Brasi was pretending to be dismayed at having to bring up this subject, but Vito could see the delight in his eyes. “Then you must have the wrong Tom Hagen. My son is in college to be a lawyer. He has nothing to do with you.”

“That’s him,” Luca said. “He’s in college at NYU. He lives in the dorms on Washington Square.”

Vito could feel the blood draining from his face and he knew that Luca could see it, and that made him angry. He looked down at his hat and willed his heart to beat slower. “What could Tom possibly have done that you’d have to kill him?”

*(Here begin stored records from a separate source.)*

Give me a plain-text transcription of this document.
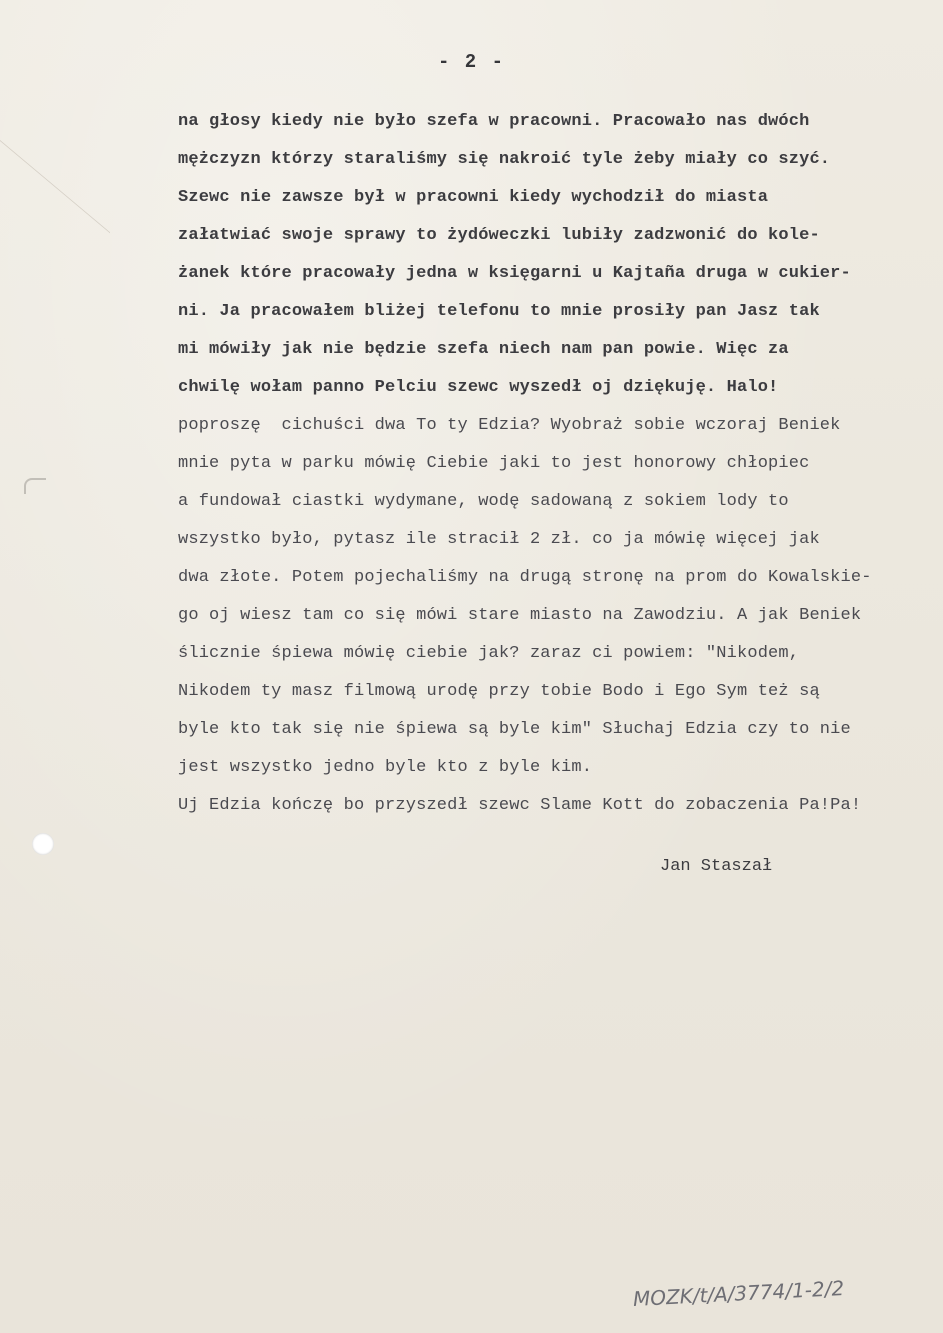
- 2 -
na głosy kiedy nie było szefa w pracowni. Pracowało nas dwóch
mężczyzn którzy staraliśmy się nakroić tyle żeby miały co szyć.
Szewc nie zawsze był w pracowni kiedy wychodził do miasta
załatwiać swoje sprawy to żydóweczki lubiły zadzwonić do kole-
żanek które pracowały jedna w księgarni u Kajtaña druga w cukier-
ni. Ja pracowałem bliżej telefonu to mnie prosiły pan Jasz tak
mi mówiły jak nie będzie szefa niech nam pan powie. Więc za
chwilę wołam panno Pelciu szewc wyszedł oj dziękuję. Halo!
poproszę  cichuści dwa To ty Edzia? Wyobraż sobie wczoraj Beniek
mnie pyta w parku mówię Ciebie jaki to jest honorowy chłopiec
a fundował ciastki wydymane, wodę sadowaną z sokiem lody to
wszystko było, pytasz ile stracił 2 zł. co ja mówię więcej jak
dwa złote. Potem pojechaliśmy na drugą stronę na prom do Kowalskie-
go oj wiesz tam co się mówi stare miasto na Zawodziu. A jak Beniek
ślicznie śpiewa mówię ciebie jak? zaraz ci powiem: "Nikodem,
Nikodem ty masz filmową urodę przy tobie Bodo i Ego Sym też są
byle kto tak się nie śpiewa są byle kim" Słuchaj Edzia czy to nie
jest wszystko jedno byle kto z byle kim.
Uj Edzia kończę bo przyszedł szewc Slame Kott do zobaczenia Pa!Pa!
Jan Staszał
MOZK/t/A/3774/1-2/2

“He fucked my girlfriend.” Again Luca threw up his hands. “What are you going to do?” he said. “She’s a whore, and I don’t know why I haven’t dumped her in the river yet—but still, what are you going to do? It’s a matter of honor. I’ve got to kill him, Vito. Sorry.”

Vito put on his hat and leaned back in the chair. He met Luca’s eyes and stared. Luca looked back at him with a thin smile on his face, amused. Beyond the office doors, Vinnie, the stupid one, was laughing like a girl, a high-pitched, tittering laugh. When the laughing stopped, Vito said to Luca, “If you could see your way to allowing me to deal with Tom, as his father, I would consider that a great favor, one I would attempt to repay by interceding on your behalf with Mariposa—and with Cinquemani.”